What is the necessary and sufficient conditions for a quadratic equation to have one positive root?

Question

the equation $ax^2 + bx + c = 0$ has positive roots if

• $b^2-4ac > 0$
• $-b/a > 0$
• $c/a > 0$

I would like to know is there any necessary and sufficient conditions for it to have exactly one positive root?

Answer 1

The roots are $\frac {-b \pm \sqrt{b^2 - 4ac}}{2a}$. If $b^2 - 4ac=0$ then there is a single double root which is positive if $b$ and $a$ are negative signs.

Otherwise to have one positive root there must be second negative root (or zero depending on how you feel about zero). So $- b + \sqrt{b^2 - 4ac}$ and $-b - \sqrt{b^2 - 4ac}$ must be different signs.

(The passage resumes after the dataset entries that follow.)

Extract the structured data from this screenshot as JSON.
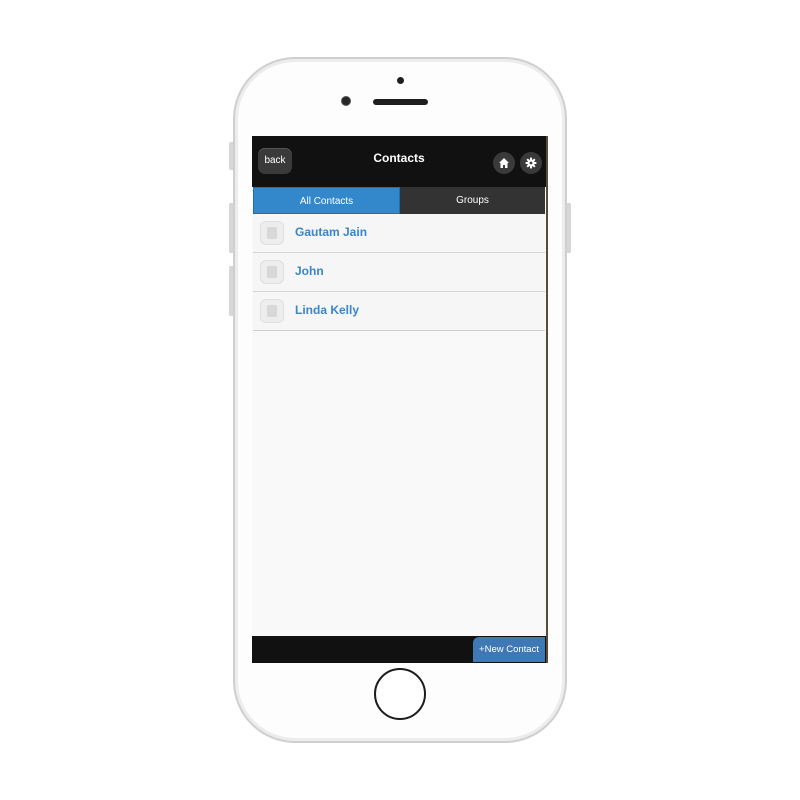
{
  "header": {
    "back_label": "back",
    "title": "Contacts",
    "home_icon": "home-icon",
    "settings_icon": "gear-icon"
  },
  "tabs": [
    {
      "label": "All Contacts",
      "active": true
    },
    {
      "label": "Groups",
      "active": false
    }
  ],
  "contacts": [
    {
      "name": "Gautam Jain"
    },
    {
      "name": "John"
    },
    {
      "name": "Linda Kelly"
    }
  ],
  "footer": {
    "new_contact_label": "+New Contact"
  },
  "colors": {
    "accent": "#3388cc",
    "header_bg": "#111111",
    "contact_name": "#3a86c8",
    "new_contact_button": "#3f79b5"
  }
}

That means $\sqrt{b^2 - 4ac} > |b|$ ($\ge$ if you accept a zero root as non-positive). But if $4ac$ is positive and $b^2 - 4ac \ge 0$ then $\sqrt{b^2 - 4ac} < \sqrt{b^2} = |b|$. But if $4ac$ is negative then $\sqrt{b^2 - 4ac} > \sqrt {b^2} = |b|$.

So if $a$ and $c$ are opposite signs (and there are any roots at all) then one root will be positive and one negative.

Answer 2

Assuming $a,b,c$ are reals, the following conditions guarantee that out of the two real roots one is negative and one is positive: $$b^2-4ac>0 \text{ and } c/a<0.$$ The first condition guarantees that the equation has two distinct real roots. Since the product of the roots is equal to $c/a$, and we want only one of them to be positive, the other one has to be negative, hence the second condition.

Note that if we treat the case of repeated roots as a single root (as opposed to thinking of it as two equal roots), then the answer should also include the second case: $$b^2-4ac=0 \text{ and } b/a<0.$$ The second inequality comes from the fact that the $x$-coordinate of the vertex is $x_0=-\frac{b}{2a}$, and we want it to be a positive number.

UPDATE. After sleeping on it, in the morning I realized that I had a number of inaccuracies in my own answer:

• We implicitly assumed that the equation is indeed a quadratic one, i.e. that $a\neq0$, even though it wasn't stated anywhere. So to be completely rigorous, we should account for the case of $a=0$ too.

• I was wrong when I said that when one root is positive, "the other one has to be negative". The correct statement is that the other one has to be non-positive, i.e. negative or zero.

• Not a mistake, but rather a comment: for nonzero numbers, $c/a<0$ is equivalent to $ac<0$. Same for $b/a$.

• As implicitly indicated in other great answers, if $ac<0$, then $b^2-4ac>0$ automatically, so we don't have to include this condition in the first case.

Taking all of that into account, I believe the following should be a complete answer, consisting of several possible cases:

The equation $ax^2+bx+c=0$, where $a,b,c$ are reals, has exactly one positive root iff:

• $ac<0$ (two real roots, one positive and one negative); or

• $c=0$ and $ab<0$ (two real roots, one positive and one zero); or

• $a=0$ and $bc<0$ (linear equation whose only root is positive); or

• $b^2-4ac=0$ and $ab<0$ (repeated root which is positive; only include this case if treating it as one root rather than two equal roots).

Answer 3

It depends on whether you count the special case of a double root in the positive reals. This happens iff $$b^2=4ac\land ab<0.$$ Apart from that, you have exactly one simple positive root iff the sign at $x=0$ differs from the sign as $x\to\pm\infty$, i.e., $$ac<0.$$

Answer 4

The roots of quadratic equation, $$ax^2+bx+c=0$$ are

$$x=\frac {-b\pm \sqrt {b^2-4ac}}{2a}$$

If you multiply the roots of a quadratic equation you get $ \frac {c}{a}$

Thus in order for a negative root, all you need is $$ \frac {c}{a} <0 $$